Thank you for considering this feature request. Additionally, this tool is very useful with :!
feature in Vim and command substitution in the shell. It is really great that it supports both stdin and command arguments!
Good idea, I'll look into it, it seems feasible without too much hassle using the AsciiSet
parameter
Actually the AsciiSet
parameter is kind of broken as it needs a &'static
lifetime, so one can only work with const
exclusion sets. I'll see how I can work around this.
Done in master
. I reimplemented url encoding, and changed the default charset to the one from RFC3986 (the one used for URLs).
I'll probably do a release soon.
Thank you for the reimplementation!
--exclude-chars
option seems to work just fine, but the change in encoding method raises some concerns for me. Some programming languages and online tools seem to encode all but unreserved characters.
Result of URL encoding of characters from 0x20 to 0x7e
urllib.parse.quote in Python
%20%21%22%23%24%25%26%27%28%29%2A%2B%2C-./0123456789%3A%3B%3C%3D%3E%3F%40ABCDEFGHIJKLMNOPQRSTUVWXYZ%5B%5C%5D%5E_%60abcdefghijklmnopqrstuvwxyz%7B%7C%7D~
urlencode in PHP
+%21%22%23%24%25%26%27%28%29%2A%2B%2C-.%2F0123456789%3A%3B%3C%3D%3E%3F%40ABCDEFGHIJKLMNOPQRSTUVWXYZ%5B%5C%5D%5E_%60abcdefghijklmnopqrstuvwxyz%7B%7C%7D%7E
URL Encode and Decode - Online
%20%21%22%23%24%25%26%27%28%29%2A%2B%2C-.%2F0123456789%3A%3B%3C%3D%3E%3F%40ABCDEFGHIJKLMNOPQRSTUVWXYZ%5B%5C%5D%5E_%60abcdefghijklmnopqrstuvwxyz%7B%7C%7D~
As it is now, if we wanted to URL encode a "
for example, there is no option to do so. How about trying to encode all except unreserved characters?

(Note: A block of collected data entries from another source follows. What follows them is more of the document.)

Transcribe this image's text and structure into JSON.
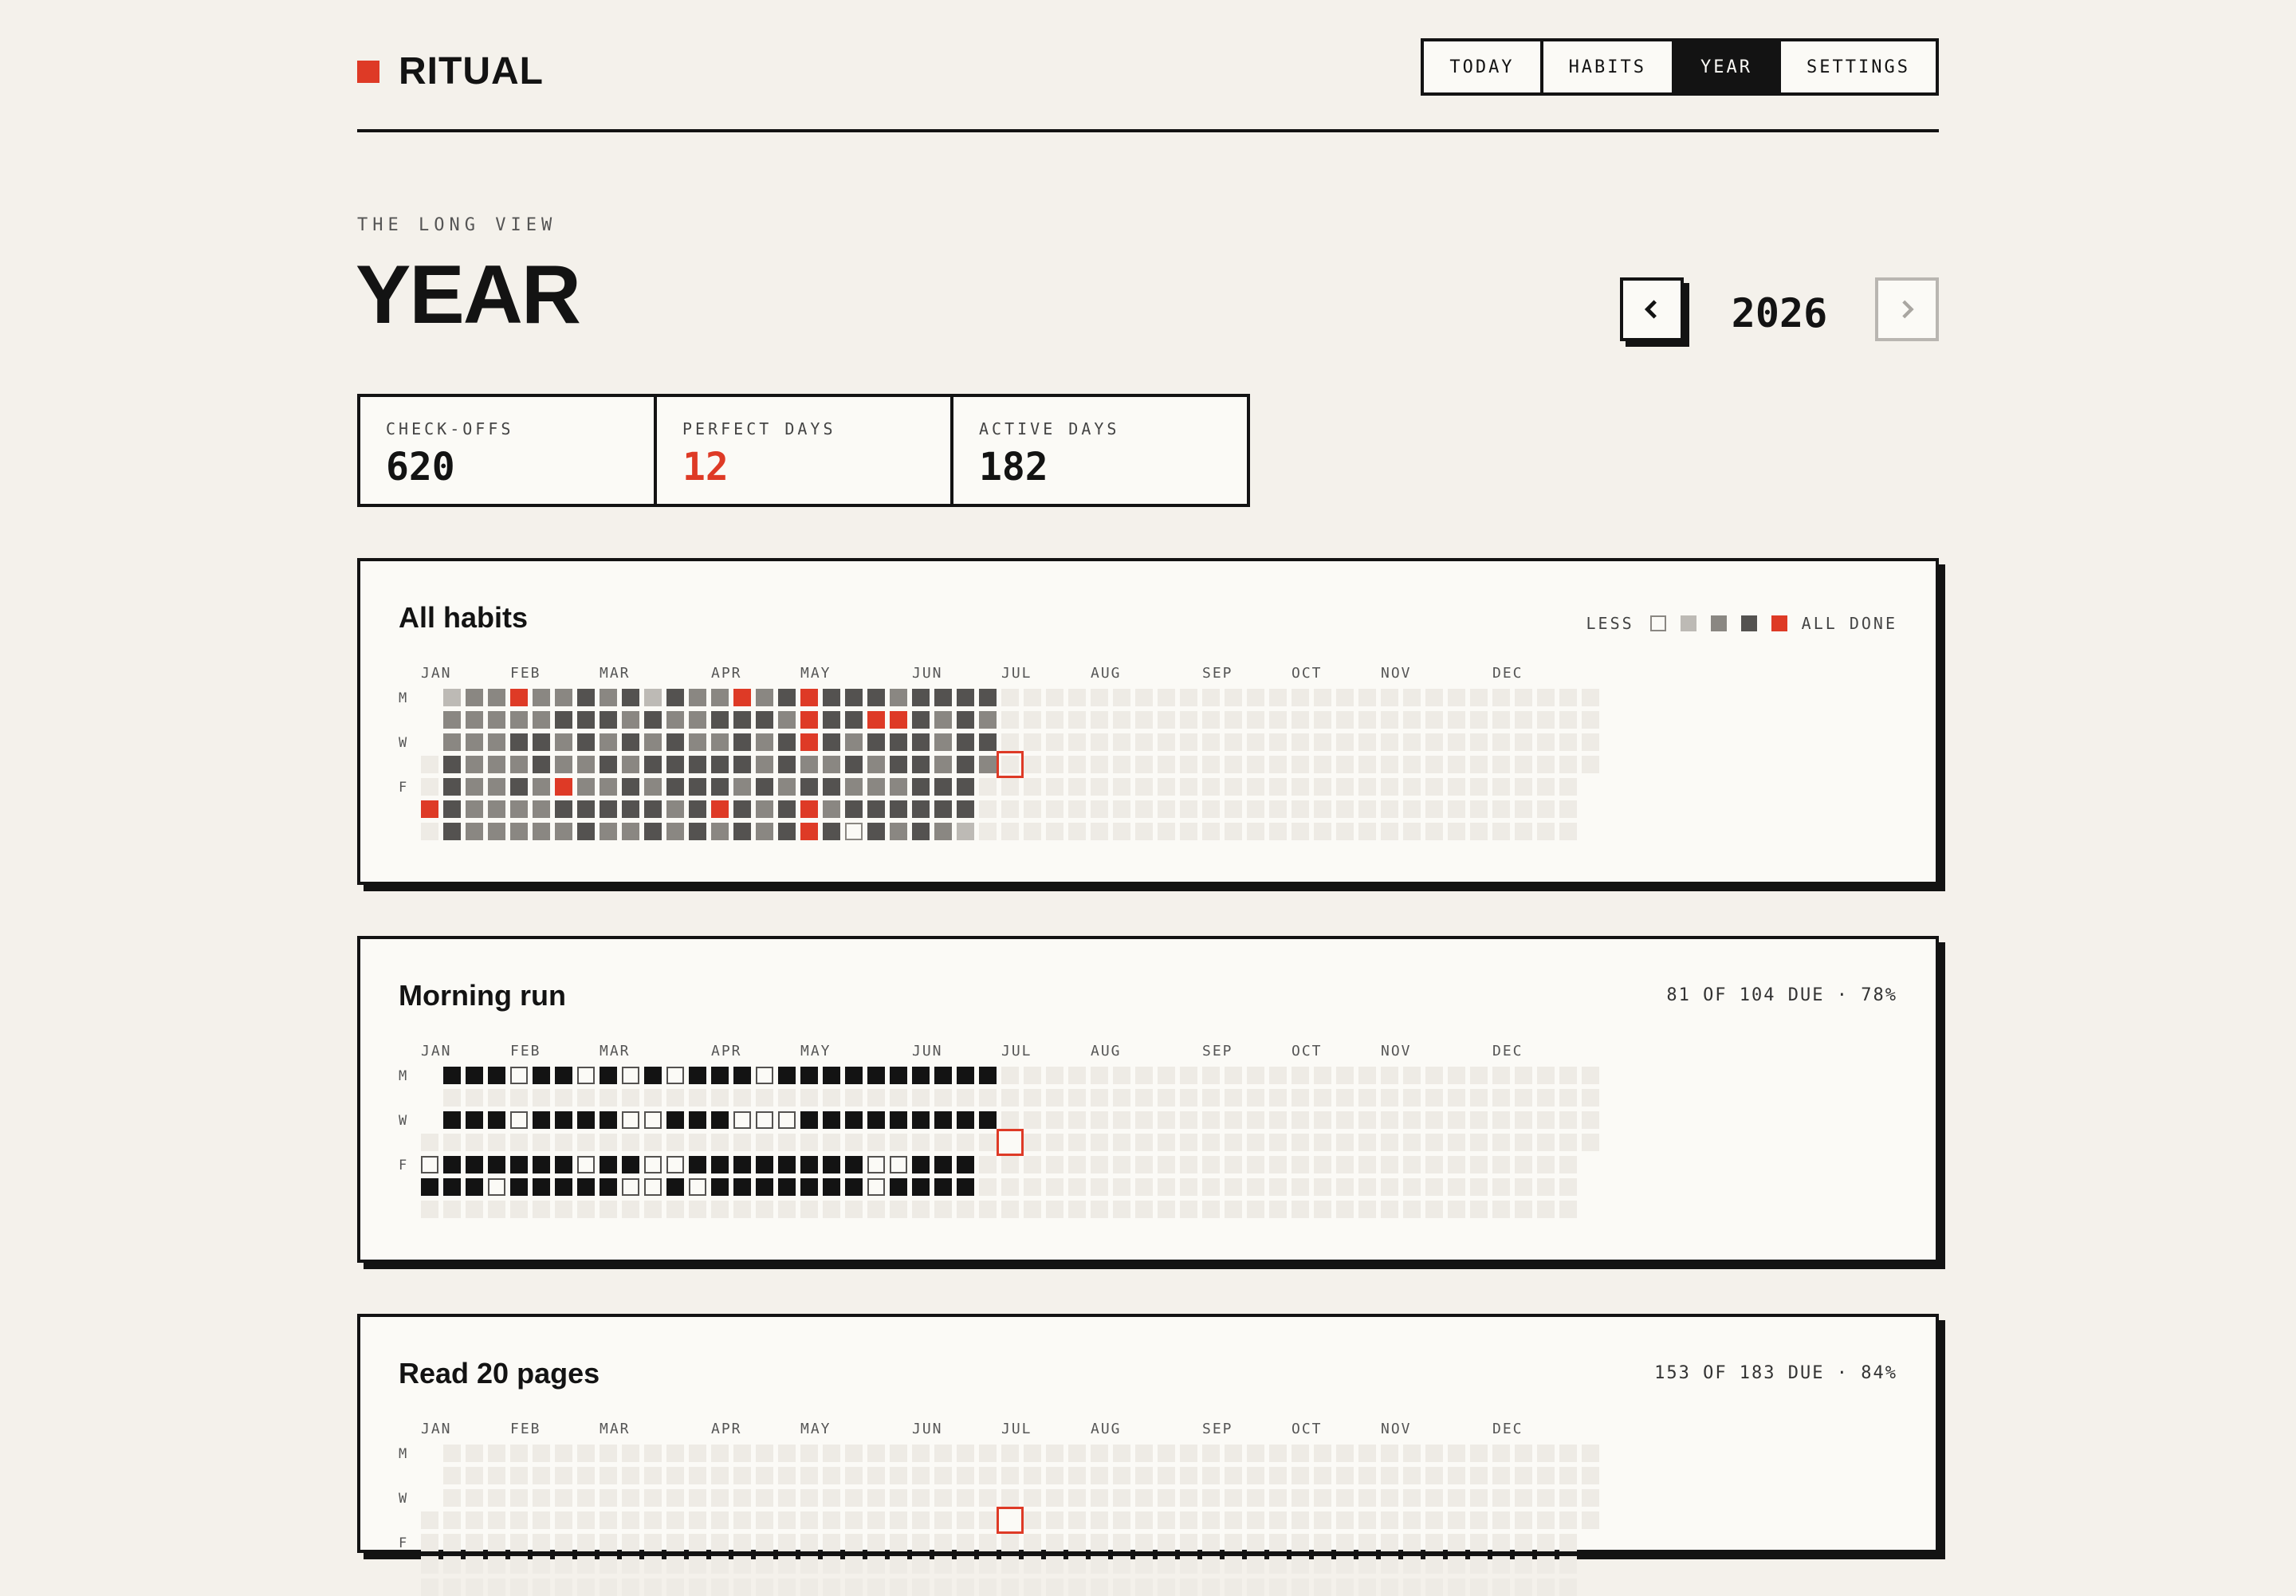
{
  "app": {
    "name": "RITUAL",
    "brand_color": "#de3a26"
  },
  "nav": [
    {
      "label": "TODAY",
      "active": false
    },
    {
      "label": "HABITS",
      "active": false
    },
    {
      "label": "YEAR",
      "active": true
    },
    {
      "label": "SETTINGS",
      "active": false
    }
  ],
  "page": {
    "eyebrow": "THE LONG VIEW",
    "title": "YEAR"
  },
  "year_nav": {
    "year": "2026",
    "prev_icon": "chevron-left-icon",
    "next_icon": "chevron-right-icon"
  },
  "stats": [
    {
      "label": "CHECK-OFFS",
      "value": "620",
      "accent": false
    },
    {
      "label": "PERFECT DAYS",
      "value": "12",
      "accent": true
    },
    {
      "label": "ACTIVE DAYS",
      "value": "182",
      "accent": false
    }
  ],
  "calendar": {
    "months": [
      "JAN",
      "FEB",
      "MAR",
      "APR",
      "MAY",
      "JUN",
      "JUL",
      "AUG",
      "SEP",
      "OCT",
      "NOV",
      "DEC"
    ],
    "day_labels": [
      "M",
      "",
      "W",
      "",
      "F",
      "",
      ""
    ],
    "today": {
      "week": 26,
      "day": 3
    }
  },
  "legend": {
    "less": "LESS",
    "more": "ALL DONE",
    "levels": [
      "#fbfaf6",
      "#bdbab5",
      "#8a8782",
      "#545250",
      "#de3a26"
    ]
  },
  "colors": {
    "none": "#fbfaf6",
    "future": "#eeebe5",
    "done": "#131313",
    "accent": "#de3a26"
  },
  "cards": [
    {
      "title": "All habits",
      "kind": "summary",
      "levels": [
        "..1..4.",
        "1223333",
        "2222222",
        "2222222",
        "4232322",
        "2233222",
        "2322432",
        "3332233",
        "2323232",
        "3232332",
        "1323233",
        "3233322",
        "2223333",
        "2323342",
        "4333233",
        "2322322",
        "3233233",
        "4442344",
        "3332323",
        "3323230",
        "3432233",
        "2433232",
        "3333333",
        "3222332",
        "3333331",
        "3232",
        "...."
      ]
    },
    {
      "title": "Morning run",
      "kind": "habit",
      "meta": "81 OF 104 DUE · 78%",
      "days": [
        0,
        2,
        4,
        5
      ],
      "checks": [
        "..01",
        "1111",
        "1111",
        "1110",
        "0011",
        "1111",
        "1111",
        "0101",
        "1111",
        "0010",
        "1000",
        "0101",
        "1110",
        "1111",
        "1011",
        "0011",
        "1011",
        "1111",
        "1111",
        "1111",
        "1100",
        "1101",
        "1111",
        "1111",
        "1111",
        "11",
        ".."
      ]
    },
    {
      "title": "Read 20 pages",
      "kind": "habit",
      "meta": "153 OF 183 DUE · 84%",
      "days": [
        0,
        1,
        2,
        3,
        4,
        5,
        6
      ],
      "checks": []
    }
  ]
}
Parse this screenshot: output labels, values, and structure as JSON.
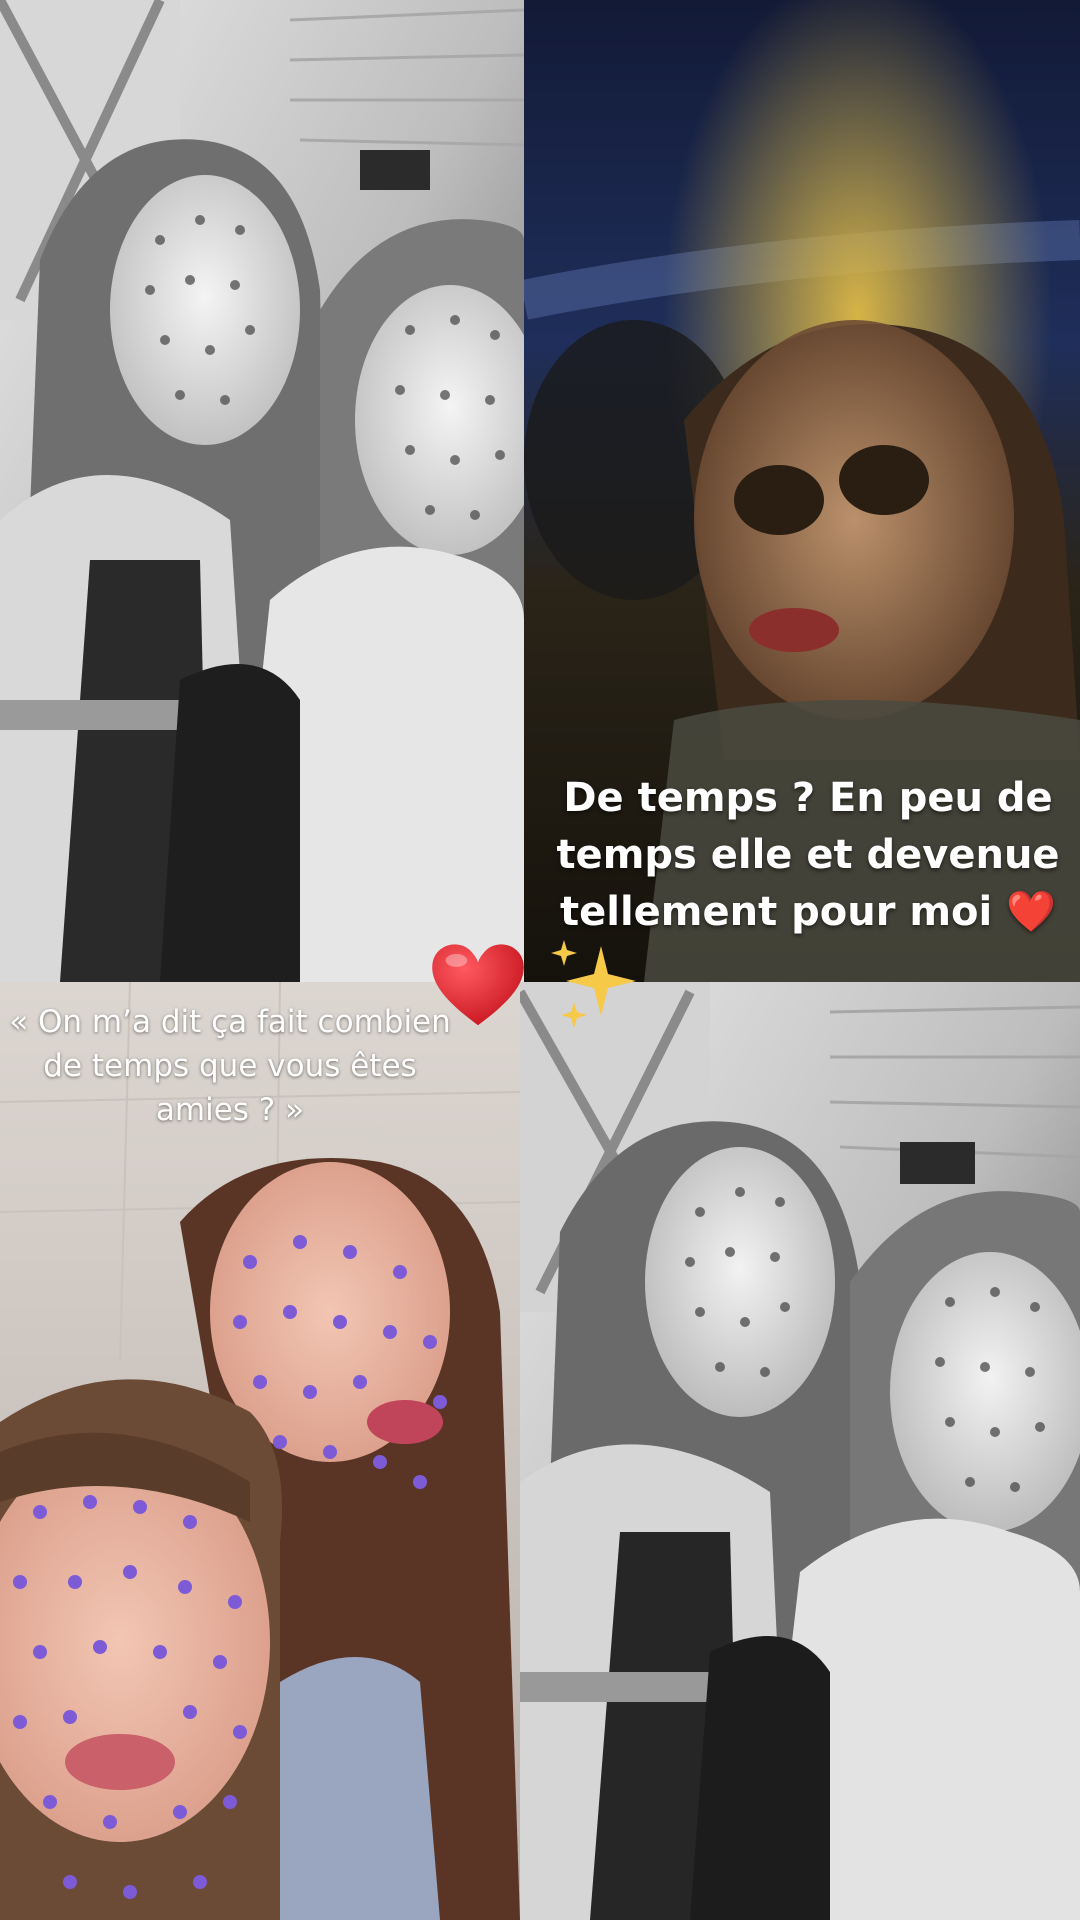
{
  "caption_night": {
    "text": "De temps ? En peu de temps elle et devenue tellement pour moi",
    "emoji": "❤️"
  },
  "caption_quote": {
    "text": "« On m’a dit ça fait combien de temps que vous êtes amies ? »"
  },
  "stickers": {
    "big_heart": "❤️",
    "sparkles": "✨"
  },
  "colors": {
    "heart": "#e0212a",
    "sparkle": "#f7c948",
    "filter_dots": "#7d5bd6"
  }
}
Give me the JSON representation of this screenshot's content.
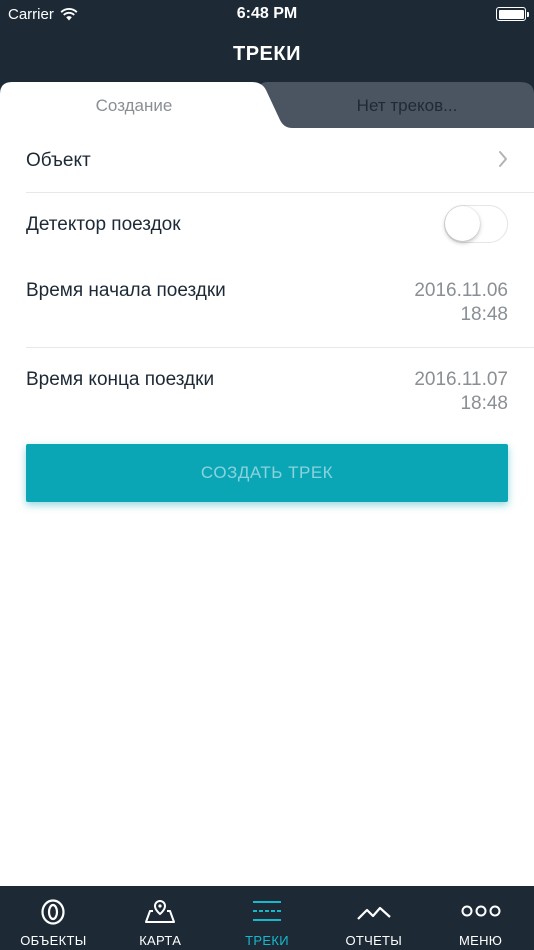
{
  "status_bar": {
    "carrier": "Carrier",
    "time": "6:48 PM"
  },
  "header": {
    "title": "ТРЕКИ"
  },
  "tabs": [
    {
      "label": "Создание",
      "active": true
    },
    {
      "label": "Нет треков...",
      "active": false
    }
  ],
  "form": {
    "object_label": "Объект",
    "trip_detector_label": "Детектор поездок",
    "trip_detector_on": false,
    "start_time_label": "Время начала поездки",
    "start_date": "2016.11.06",
    "start_time": "18:48",
    "end_time_label": "Время конца поездки",
    "end_date": "2016.11.07",
    "end_time": "18:48"
  },
  "create_button": "СОЗДАТЬ ТРЕК",
  "bottom_nav": [
    {
      "label": "ОБЪЕКТЫ",
      "icon": "objects-icon"
    },
    {
      "label": "КАРТА",
      "icon": "map-icon"
    },
    {
      "label": "ТРЕКИ",
      "icon": "tracks-icon",
      "active": true
    },
    {
      "label": "ОТЧЕТЫ",
      "icon": "reports-icon"
    },
    {
      "label": "МЕНЮ",
      "icon": "menu-icon"
    }
  ],
  "colors": {
    "header_bg": "#1d2a36",
    "accent": "#0ba6b6",
    "active_nav": "#16b8cb",
    "inactive_tab": "#4a5561"
  }
}
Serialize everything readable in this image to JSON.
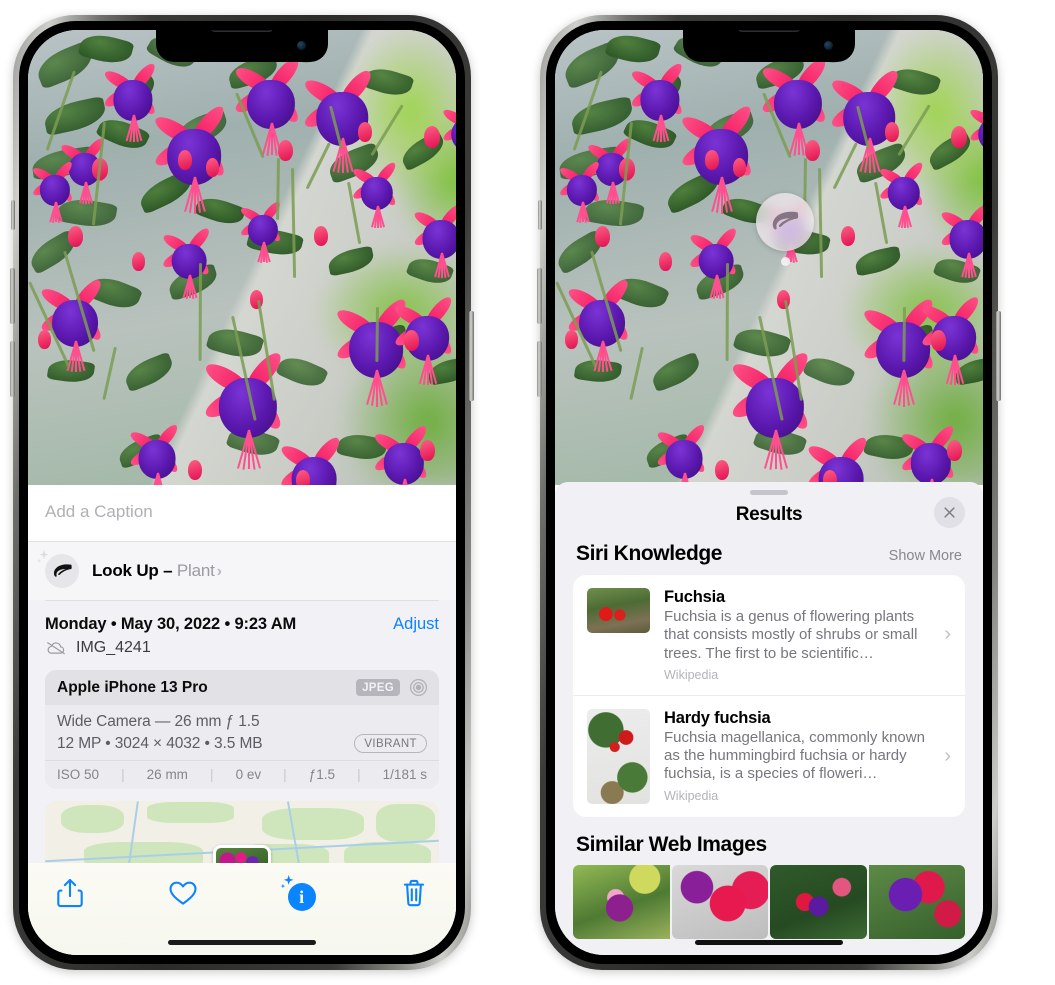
{
  "left_phone": {
    "caption_placeholder": "Add a Caption",
    "lookup": {
      "label": "Look Up –",
      "subject": "Plant",
      "chevron": "›",
      "icon": "leaf-icon"
    },
    "date_line": "Monday • May 30, 2022 • 9:23 AM",
    "adjust_label": "Adjust",
    "filename": "IMG_4241",
    "exif": {
      "model": "Apple iPhone 13 Pro",
      "format_badge": "JPEG",
      "lens_line": "Wide Camera — 26 mm ƒ 1.5",
      "size_line": "12 MP • 3024 × 4032 • 3.5 MB",
      "style_badge": "VIBRANT",
      "stats": [
        "ISO 50",
        "26 mm",
        "0 ev",
        "ƒ1.5",
        "1/181 s"
      ]
    },
    "toolbar": {
      "share": "share-icon",
      "favorite": "heart-icon",
      "info": "info-icon",
      "info_glyph": "i",
      "delete": "trash-icon"
    }
  },
  "right_phone": {
    "sheet_title": "Results",
    "close_label": "×",
    "siri_section": {
      "title": "Siri Knowledge",
      "show_more": "Show More",
      "items": [
        {
          "title": "Fuchsia",
          "description": "Fuchsia is a genus of flowering plants that consists mostly of shrubs or small trees. The first to be scientific…",
          "source": "Wikipedia",
          "chevron": "›"
        },
        {
          "title": "Hardy fuchsia",
          "description": "Fuchsia magellanica, commonly known as the hummingbird fuchsia or hardy fuchsia, is a species of floweri…",
          "source": "Wikipedia",
          "chevron": "›"
        }
      ]
    },
    "web_section": {
      "title": "Similar Web Images",
      "tiles": [
        "web-image-1",
        "web-image-2",
        "web-image-3",
        "web-image-4"
      ]
    },
    "badge": {
      "icon": "leaf-icon"
    }
  },
  "colors": {
    "accent_blue": "#0a84ff",
    "sheet_bg": "#f1f1f5",
    "card_bg": "#ffffff",
    "panel_bg": "#f2f2f6"
  }
}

if !c.is_ascii_graphic() {
table[i as usize] = true;
} else {
table[i as usize] = !(
c.is_ascii_alphanumeric() ||
matches!(c, '-' | '.' | '_' | '~') ||
self.excluded.contains(c)
);
}
I'll probably set this as default and add an option to set it to the RFC.
I pushed an update in master
which restores the old default behaviour (non alphanumeric are encoded) + a -u
option for URLs.
What do you think?
That sounds like a great update.
Giving users the ability to specify characters they want to exclude from encoding offers a lot of flexibility, which is fantastic. Also, thank you for adding the -u
option for URLs. It's very convenient.
I've also added a -c
or --custom
option to specify a custom list of chars to encode